Depois de quase trezentos versos de fitas, o doente chama porém a criada principal, “meiga e devota”; e a partir dessa altura tudo é virado do avesso, e são-nos descritas as bisbilhotices de uma junta médica constituída por várias criadas (o maravilhoso verso final do poema, “E o que à Sra Júlia diz, diz às mais criadas,” constitui ainda hoje o record nacional do lançamento do dativo). Nobre confia às criadas o papel de dizerem as coisas mais exactas sobre si. A indulgência é pois substituída pela depreciação. Versos como “Que manda este peru e que pede desculpa” (uma desanalogia requintada a propósito de um vizinho), ou como “foi depois que se meteu / A fumar, a beber e lá com as po’sias. / Aquilo para mim foram as companhias” (a propósito de Nobre) poderiam ter mudado a literatura em Portugal.
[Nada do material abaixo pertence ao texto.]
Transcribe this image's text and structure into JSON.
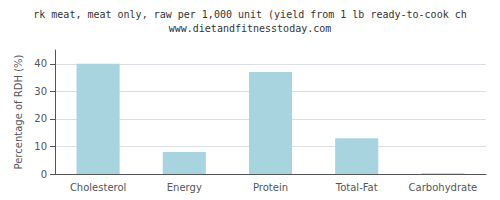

Os melhores versos de todos são no entanto uma rima, atribuída à criada principal, e contada por ela: “E lê, lê, chama-me: ‘Carlota, anda ouvir!’ / Mas … nada oiço. Diz que é o Sr. Shakespeare.” Requerem cuidado e prevenção. A rima só se imagina em português: é engenhosa e jocunda; e a noção de que Shakespeare é tudo o que os poetas ouvem foi desenvolvida por grandes críticos internacionais. Mas a implicação de que os leitores são as criadas velhas dos poetas é totalmente característica, e contém a ideia principal de António Nobre acerca da poesia, que lhe servia para combinar a descrição das várias alucinações que lhe acontecia ter com pedidos de aquiescência a terceiros, sempre sem resultado.